Medical Artificial Intelligence Systems Utilizing Big Data

In this retrospective observational study, we developed deep-learning and machine-learning algorithms to predict an intraoperative hypotension event 5 minutes before its onset by leveraging a big data repository from an automatic recording system in the OR. Processing big data introduces several methodological challenges and opportunities in medical research [23]. We performed automatic data segmentation, cleaning, and labeling techniques on a large volume of biosignals according to the expert knowledge–based criteria of the target disease. By defining the hypotensive events and artifacts, we extracted several data points without manually labeling research data. This is essential for building artificial intelligence systems based on big medical data.

Comparison With Previous Work

This study extends previous work on the HPI using an identical input of the high-fidelity 20-second arterial waveform. The HPI is the only algorithm currently used for predicting intraoperative hypotension [24]. It is based on a logistic regression and uses engineered features derived from the 20-second arterial waveform as input [4]. Other researchers have attempted to predict postinduction hypotension using either machine- or deep-learning technologies [5,25]. However, conventional machine-learning technologies require manually engineered features extracted from raw data because they lack the ability to process raw data [11]. Hence, the HPI requires separate preprocessing algorithms (eg, Flo-trac, CO-Trek) to calculate and process various features from the waveform [4]. In contrast, deep learning can automatically learn discriminative features from data [11]. The only preprocessing methods the CNN and RNN algorithms used in this study require are scaling and slicing.

Deep-learning algorithms may detect subtle changes in the arterial waveform, which predict sudden drops in the arterial pressure. These changes are likely to be masked or diminished when represented as features. As shown in Table 3, the CNN and RNN models using raw waveform data performed better than the logistic regression model using the calculated features.

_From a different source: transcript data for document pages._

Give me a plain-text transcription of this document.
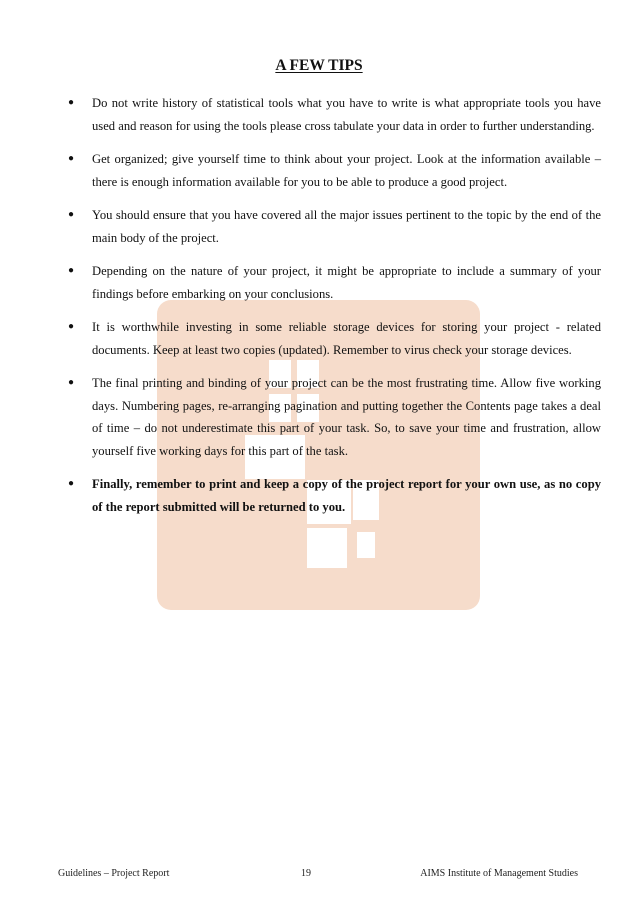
A FEW TIPS
● Do not write history of statistical tools what you have to write is what appropriate tools you have used and reason for using the tools please cross tabulate your data in order to further understanding.
● Get organized; give yourself time to think about your project. Look at the information available – there is enough information available for you to be able to produce a good project.
● You should ensure that you have covered all the major issues pertinent to the topic by the end of the main body of the project.
● Depending on the nature of your project, it might be appropriate to include a summary of your findings before embarking on your conclusions.
● It is worthwhile investing in some reliable storage devices for storing your project - related documents. Keep at least two copies (updated). Remember to virus check your storage devices.
● The final printing and binding of your project can be the most frustrating time. Allow five working days. Numbering pages, re-arranging pagination and putting together the Contents page takes a deal of time – do not underestimate this part of your task. So, to save your time and frustration, allow yourself five working days for this part of the task.
● Finally, remember to print and keep a copy of the project report for your own use, as no copy of the report submitted will be returned to you.
Guidelines – Project Report	19	AIMS Institute of Management Studies
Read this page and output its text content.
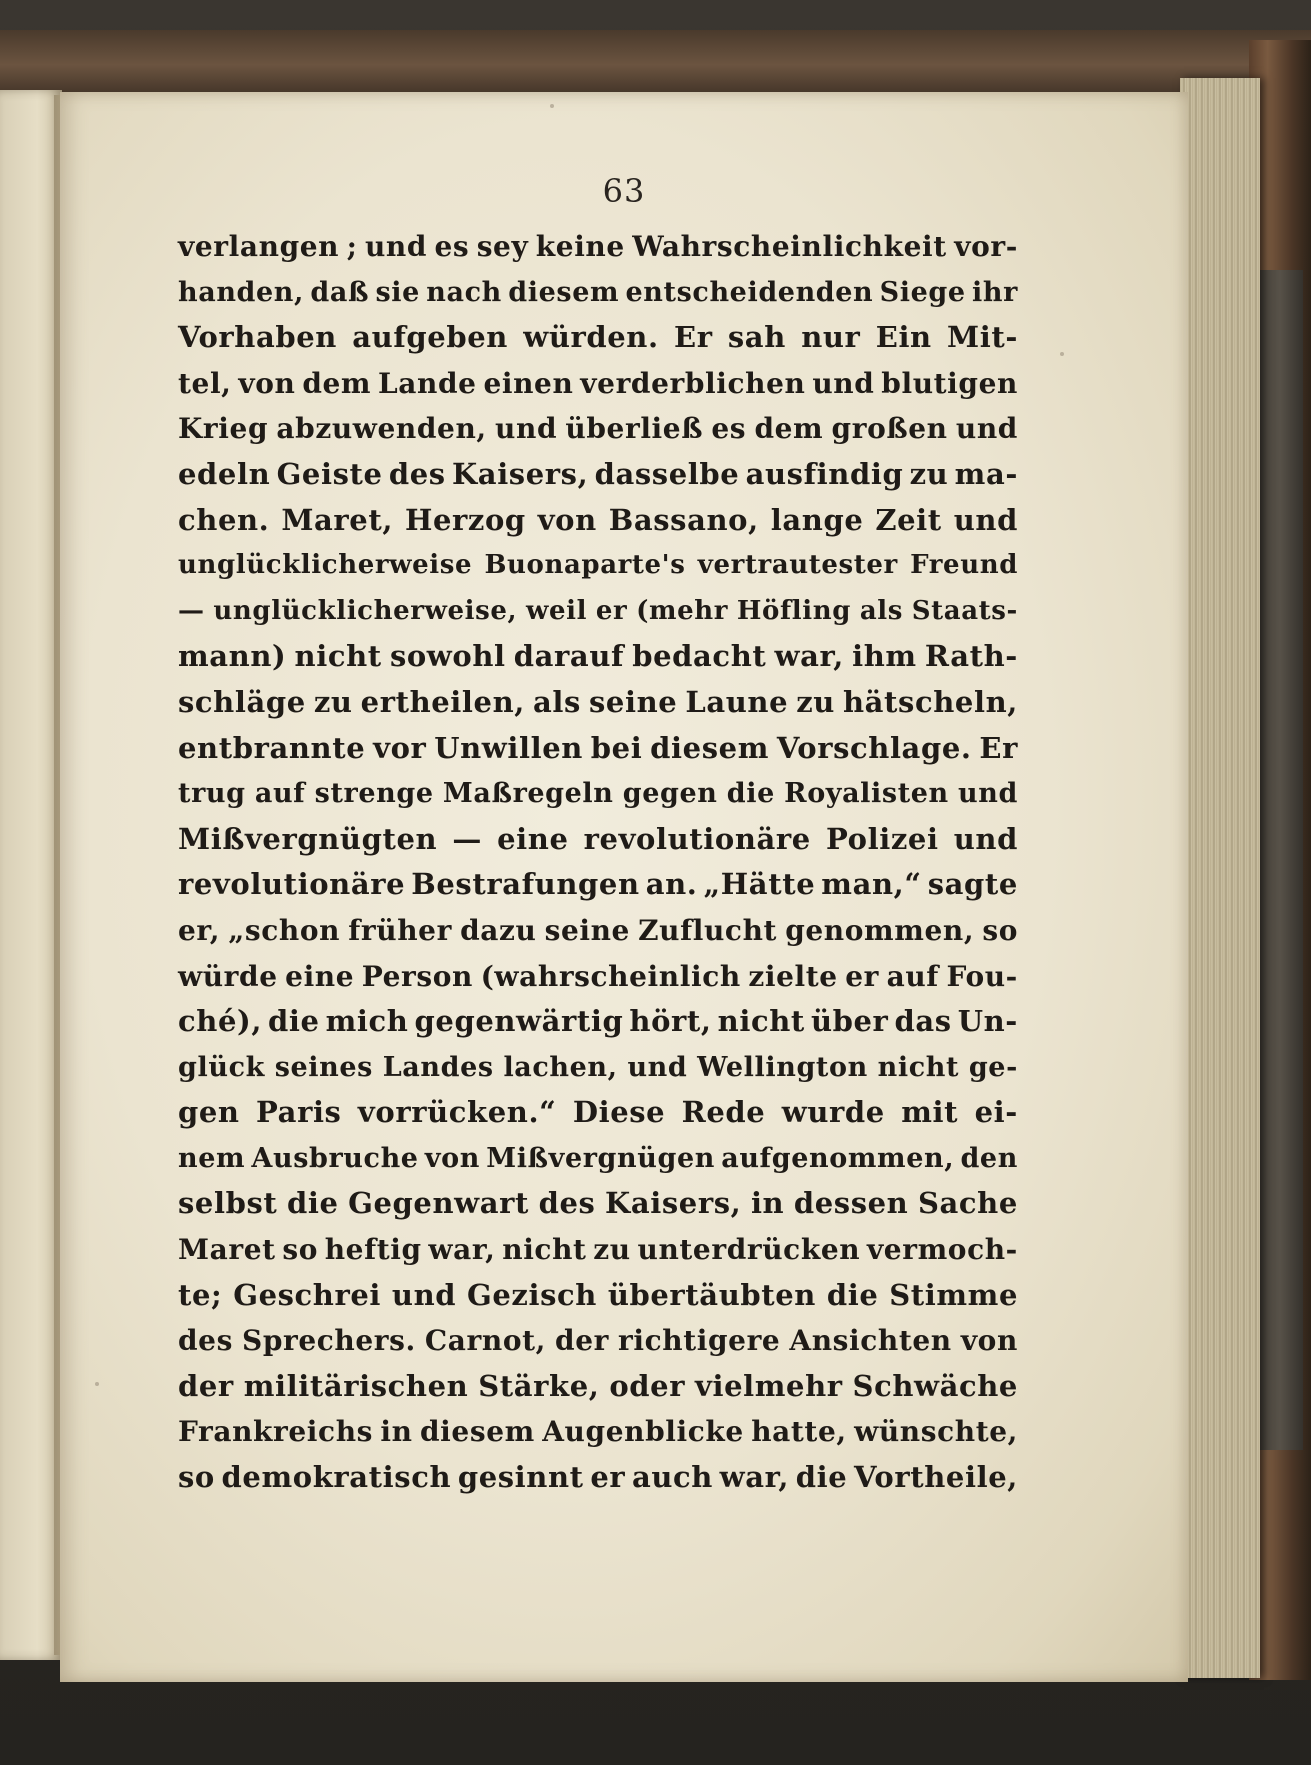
63
verlangen ; und es sey keine Wahrscheinlichkeit vor-
handen, daß sie nach diesem entscheidenden Siege ihr
Vorhaben aufgeben würden. Er sah nur Ein Mit-
tel, von dem Lande einen verderblichen und blutigen
Krieg abzuwenden, und überließ es dem großen und
edeln Geiste des Kaisers, dasselbe ausfindig zu ma-
chen. Maret, Herzog von Bassano, lange Zeit und
unglücklicherweise Buonaparte's vertrautester Freund
— unglücklicherweise, weil er (mehr Höfling als Staats-
mann) nicht sowohl darauf bedacht war, ihm Rath-
schläge zu ertheilen, als seine Laune zu hätscheln,
entbrannte vor Unwillen bei diesem Vorschlage. Er
trug auf strenge Maßregeln gegen die Royalisten und
Mißvergnügten — eine revolutionäre Polizei und
revolutionäre Bestrafungen an. „Hätte man,“ sagte
er, „schon früher dazu seine Zuflucht genommen, so
würde eine Person (wahrscheinlich zielte er auf Fou-
ché), die mich gegenwärtig hört, nicht über das Un-
glück seines Landes lachen, und Wellington nicht ge-
gen Paris vorrücken.“ Diese Rede wurde mit ei-
nem Ausbruche von Mißvergnügen aufgenommen, den
selbst die Gegenwart des Kaisers, in dessen Sache
Maret so heftig war, nicht zu unterdrücken vermoch-
te; Geschrei und Gezisch übertäubten die Stimme
des Sprechers. Carnot, der richtigere Ansichten von
der militärischen Stärke, oder vielmehr Schwäche
Frankreichs in diesem Augenblicke hatte, wünschte,
so demokratisch gesinnt er auch war, die Vortheile,
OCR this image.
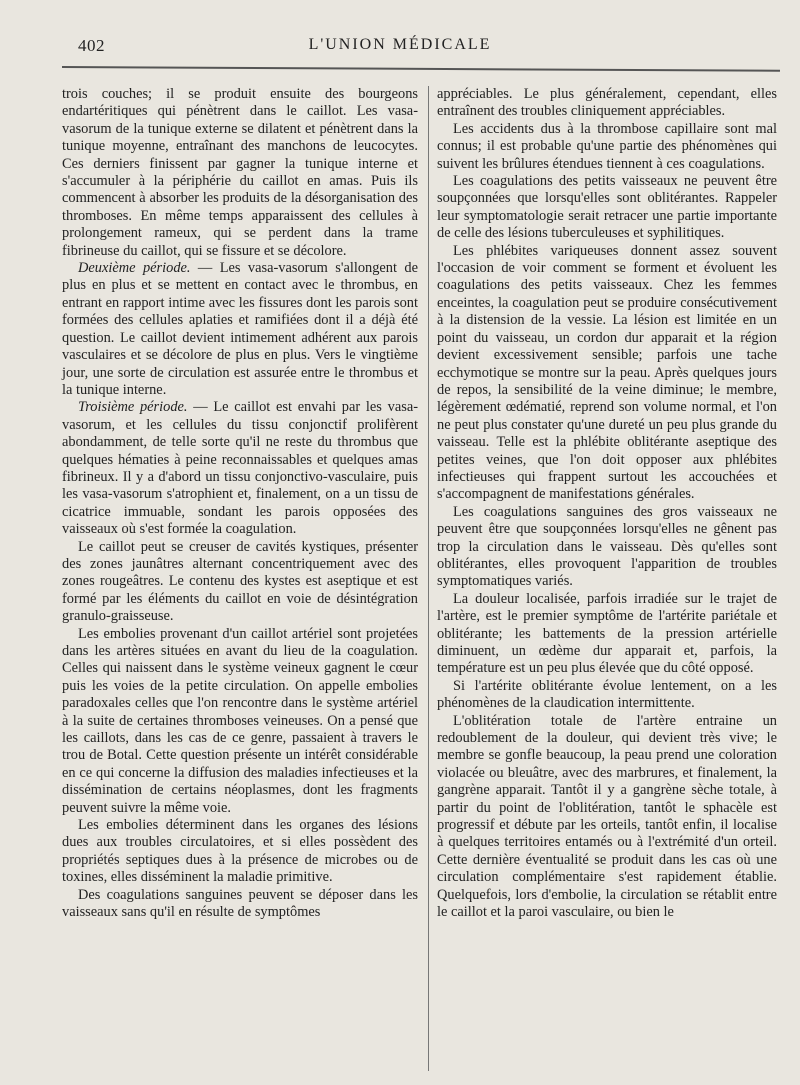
402	L'UNION MÉDICALE

trois couches; il se produit ensuite des bourgeons endartéritiques qui pénètrent dans le caillot. Les vasa-vasorum de la tunique externe se dilatent et pénètrent dans la tunique moyenne, entraînant des manchons de leucocytes. Ces derniers finissent par gagner la tunique interne et s'accumuler à la périphérie du caillot en amas. Puis ils commencent à absorber les produits de la désorganisation des thromboses. En même temps apparaissent des cellules à prolongement rameux, qui se perdent dans la trame fibrineuse du caillot, qui se fissure et se décolore.

Deuxième période. — Les vasa-vasorum s'allongent de plus en plus et se mettent en contact avec le thrombus, en entrant en rapport intime avec les fissures dont les parois sont formées des cellules aplaties et ramifiées dont il a déjà été question. Le caillot devient intimement adhérent aux parois vasculaires et se décolore de plus en plus. Vers le vingtième jour, une sorte de circulation est assurée entre le thrombus et la tunique interne.

Troisième période. — Le caillot est envahi par les vasa-vasorum, et les cellules du tissu conjonctif prolifèrent abondamment, de telle sorte qu'il ne reste du thrombus que quelques hématies à peine reconnaissables et quelques amas fibrineux. Il y a d'abord un tissu conjonctivo-vasculaire, puis les vasa-vasorum s'atrophient et, finalement, on a un tissu de cicatrice immuable, sondant les parois opposées des vaisseaux où s'est formée la coagulation.

Le caillot peut se creuser de cavités kystiques, présenter des zones jaunâtres alternant concentriquement avec des zones rougeâtres. Le contenu des kystes est aseptique et est formé par les éléments du caillot en voie de désintégration granulo-graisseuse.

Les embolies provenant d'un caillot artériel sont projetées dans les artères situées en avant du lieu de la coagulation. Celles qui naissent dans le système veineux gagnent le cœur puis les voies de la petite circulation. On appelle embolies paradoxales celles que l'on rencontre dans le système artériel à la suite de certaines thromboses veineuses. On a pensé que les caillots, dans les cas de ce genre, passaient à travers le trou de Botal. Cette question présente un intérêt considérable en ce qui concerne la diffusion des maladies infectieuses et la dissémination de certains néoplasmes, dont les fragments peuvent suivre la même voie.

Les embolies déterminent dans les organes des lésions dues aux troubles circulatoires, et si elles possèdent des propriétés septiques dues à la présence de microbes ou de toxines, elles disséminent la maladie primitive.

Des coagulations sanguines peuvent se déposer dans les vaisseaux sans qu'il en résulte de symptômes

appréciables. Le plus généralement, cependant, elles entraînent des troubles cliniquement appréciables.

Les accidents dus à la thrombose capillaire sont mal connus; il est probable qu'une partie des phénomènes qui suivent les brûlures étendues tiennent à ces coagulations.

Les coagulations des petits vaisseaux ne peuvent être soupçonnées que lorsqu'elles sont oblitérantes. Rappeler leur symptomatologie serait retracer une partie importante de celle des lésions tuberculeuses et syphilitiques.

Les phlébites variqueuses donnent assez souvent l'occasion de voir comment se forment et évoluent les coagulations des petits vaisseaux. Chez les femmes enceintes, la coagulation peut se produire consécutivement à la distension de la vessie. La lésion est limitée en un point du vaisseau, un cordon dur apparait et la région devient excessivement sensible; parfois une tache ecchymotique se montre sur la peau. Après quelques jours de repos, la sensibilité de la veine diminue; le membre, légèrement œdématié, reprend son volume normal, et l'on ne peut plus constater qu'une dureté un peu plus grande du vaisseau. Telle est la phlébite oblitérante aseptique des petites veines, que l'on doit opposer aux phlébites infectieuses qui frappent surtout les accouchées et s'accompagnent de manifestations générales.

Les coagulations sanguines des gros vaisseaux ne peuvent être que soupçonnées lorsqu'elles ne gênent pas trop la circulation dans le vaisseau. Dès qu'elles sont oblitérantes, elles provoquent l'apparition de troubles symptomatiques variés.

La douleur localisée, parfois irradiée sur le trajet de l'artère, est le premier symptôme de l'artérite pariétale et oblitérante; les battements de la pression artérielle diminuent, un œdème dur apparait et, parfois, la température est un peu plus élevée que du côté opposé.

Si l'artérite oblitérante évolue lentement, on a les phénomènes de la claudication intermittente.

L'oblitération totale de l'artère entraine un redoublement de la douleur, qui devient très vive; le membre se gonfle beaucoup, la peau prend une coloration violacée ou bleuâtre, avec des marbrures, et finalement, la gangrène apparait. Tantôt il y a gangrène sèche totale, à partir du point de l'oblitération, tantôt le sphacèle est progressif et débute par les orteils, tantôt enfin, il localise à quelques territoires entamés ou à l'extrémité d'un orteil. Cette dernière éventualité se produit dans les cas où une circulation complémentaire s'est rapidement établie. Quelquefois, lors d'embolie, la circulation se rétablit entre le caillot et la paroi vasculaire, ou bien le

Finally, the ensemble average of CNN and RNN predicted hypotension more accurately than each deep-learning model. In this study, the optimal weights for the ensemble of LSTM and CNN outputs were 0.65 and 0.35, respectively. This showcases the improved intraoperative hypotension prediction by the hybrid model STEP-OP over a single deep-learning model or logistic regression model.

Limitations

This approach has a few limitations. First, we defined hypotension arbitrarily (2-second pressure moving average under 65 mmHg for hypotensive events, and 2-second moving average over 75 mmHg for nonhypotensive events). Prospective research must be performed to observe the effect of these criteria on the performance of the algorithms. Second, although a relatively large (N>10,000) cohort of patient data was used, it was retrieved from a single database. Future research will include external validations of different population distributions and settings. Finally, the threshold values and corresponding response of clinicians according to the STEP-OP prediction value must be determined for practical use in the OR. Prospective studies in actual clinical practice are needed to solve these limitations.

Conclusion

We developed STEP-OP utilizing a big data repository and constructed a prediction model of short-term intraoperative hypotension. The weighted average of the deep-learning models performed the best in the prediction of hypotension. The proposed algorithms use only the 20-second arterial waveform without requiring separate feature computations. Consequently, they can be easily implemented in scenarios with the possibility of invasive blood pressure monitoring and can replace the HPI algorithm in those situations. The proposed solution can be extended and practically used for the real-time prediction of adverse events in the OR or intensive care units. This in turn is expected to improve clinical outcomes and reduce the burden of medical staff.